Palestinian President Mahmoud Abbas' Fatah party on Saturday rejected a Hamas proposal on sharing power with Fatah only at the border crossing between the Gaza Strip and Egypt, Xinhua reported.
In a response to an Egyptian mediation effort, Hamas, which overran pro-Abbas forces and seized control of Gaza in June 2007, has said the Islamic movement and Fatah can only form a joint force at Rafah border crossing.
Ibraheem Abu al-Najja, a Fatah official in Gaza, argued that the Egyptian proposal calls for forming a joint force to be in charge of the security in all over the Gaza Strip.
"A specific faction can not be in charge of the security in Gaza alone and the joint force was not only proposed to work on Rafah crossing," Abu al-Najja said.

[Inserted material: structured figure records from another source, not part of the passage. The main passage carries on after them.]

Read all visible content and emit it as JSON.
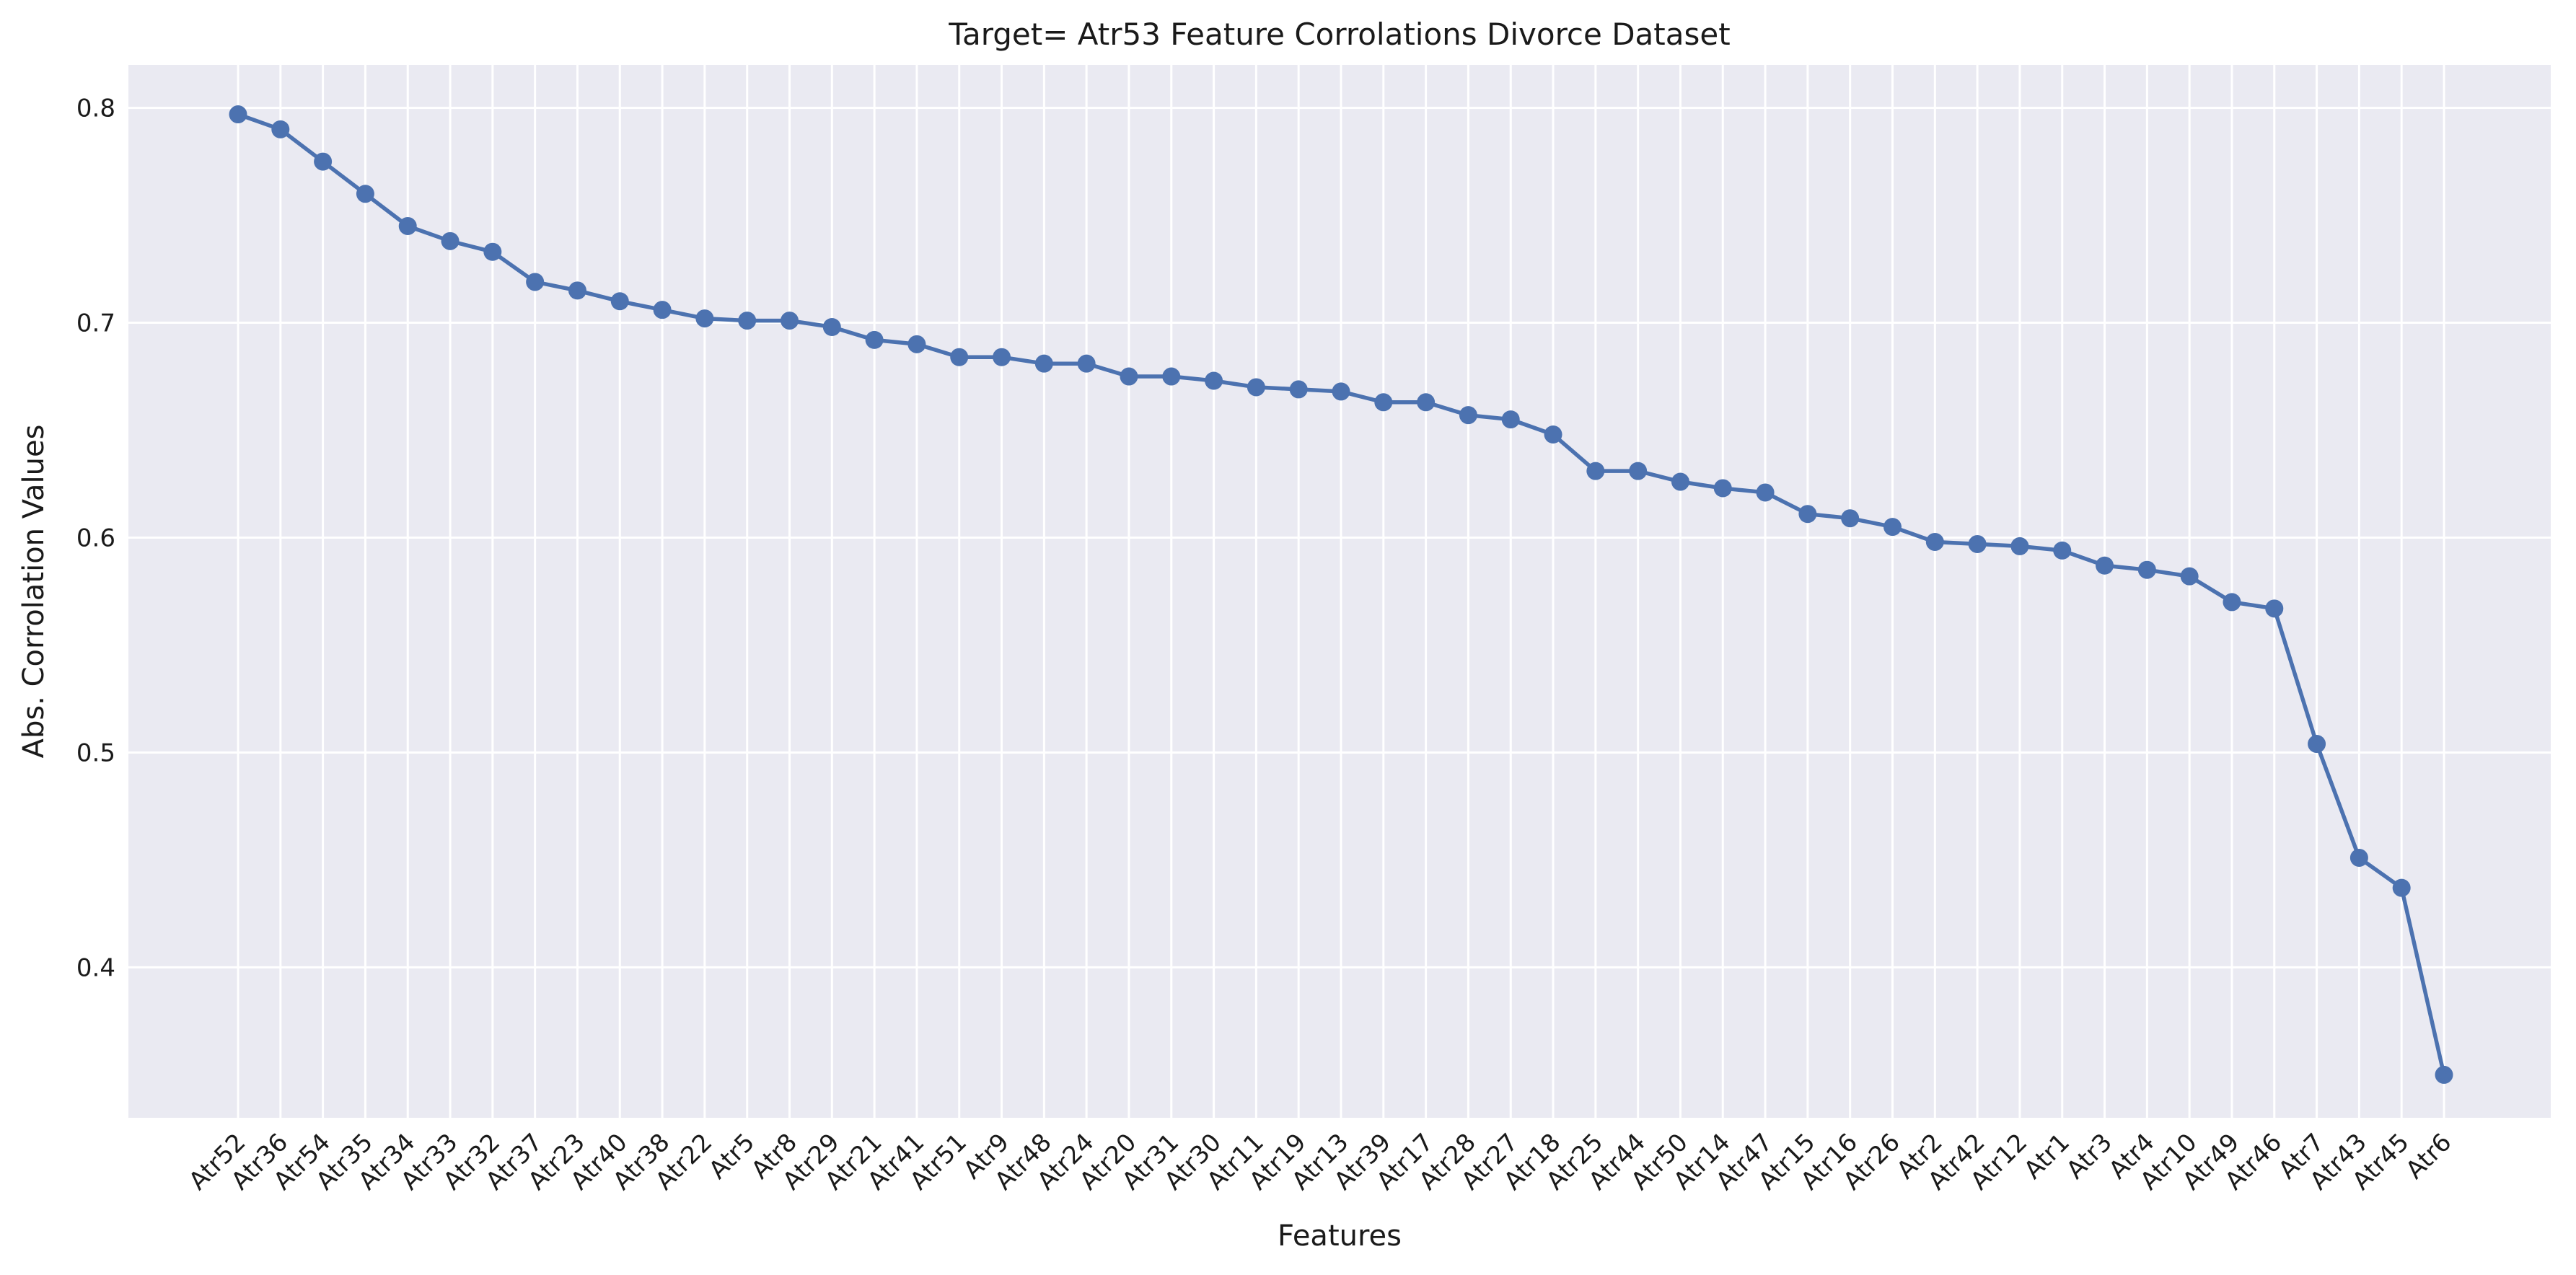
{
  "chart_data": {
    "type": "line",
    "title": "Target= Atr53 Feature Corrolations Divorce Dataset",
    "xlabel": "Features",
    "ylabel": "Abs. Corrolation Values",
    "ylim": [
      0.33,
      0.82
    ],
    "yticks": [
      0.4,
      0.5,
      0.6,
      0.7,
      0.8
    ],
    "ytick_labels": [
      "0.4",
      "0.5",
      "0.6",
      "0.7",
      "0.8"
    ],
    "grid": true,
    "markers": true,
    "colors": {
      "line": "#4c72b0",
      "background": "#eaeaf2",
      "grid": "#ffffff"
    },
    "categories": [
      "Atr52",
      "Atr36",
      "Atr54",
      "Atr35",
      "Atr34",
      "Atr33",
      "Atr32",
      "Atr37",
      "Atr23",
      "Atr40",
      "Atr38",
      "Atr22",
      "Atr5",
      "Atr8",
      "Atr29",
      "Atr21",
      "Atr41",
      "Atr51",
      "Atr9",
      "Atr48",
      "Atr24",
      "Atr20",
      "Atr31",
      "Atr30",
      "Atr11",
      "Atr19",
      "Atr13",
      "Atr39",
      "Atr17",
      "Atr28",
      "Atr27",
      "Atr18",
      "Atr25",
      "Atr44",
      "Atr50",
      "Atr14",
      "Atr47",
      "Atr15",
      "Atr16",
      "Atr26",
      "Atr2",
      "Atr42",
      "Atr12",
      "Atr1",
      "Atr3",
      "Atr4",
      "Atr10",
      "Atr49",
      "Atr46",
      "Atr7",
      "Atr43",
      "Atr45",
      "Atr6"
    ],
    "values": [
      0.797,
      0.79,
      0.775,
      0.76,
      0.745,
      0.738,
      0.733,
      0.719,
      0.715,
      0.71,
      0.706,
      0.702,
      0.701,
      0.701,
      0.698,
      0.692,
      0.69,
      0.684,
      0.684,
      0.681,
      0.681,
      0.675,
      0.675,
      0.673,
      0.67,
      0.669,
      0.668,
      0.663,
      0.663,
      0.657,
      0.655,
      0.648,
      0.631,
      0.631,
      0.626,
      0.623,
      0.621,
      0.611,
      0.609,
      0.605,
      0.598,
      0.597,
      0.596,
      0.594,
      0.587,
      0.585,
      0.582,
      0.57,
      0.567,
      0.504,
      0.451,
      0.437,
      0.35
    ]
  }
}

Egypt has been trying to broker a national reconciliation among the Palestinian groups to allow the formation of a unity government that would restore political unity to the Hamas-ruled Gaza Strip and the Fatah-dominated West Bank.
Meanwhile, Abu al-Najja slammed "the measures Hamas apply on the ground" which he said hinder the progress of the Cairo-hosted dialogue, without giving details.
During the fifth round of Palestinian reconciliation talks in Cairo earlier this month, rival Fatah and Hamas agreed to form joint security forces in the Gaza Strip, according to senior Fatah official Nabil Shaath.
"Hamas and Fatah agreed to form joint security forces in Gaza, which will be in charge of the security service in Gaza until January," Shaath said in a statement during the fifth round of talks.
All the Palestinian factions will come to Cairo for the final round of reconciliation talks on July 5 to discuss the draft document of a unity deal, according to the statement.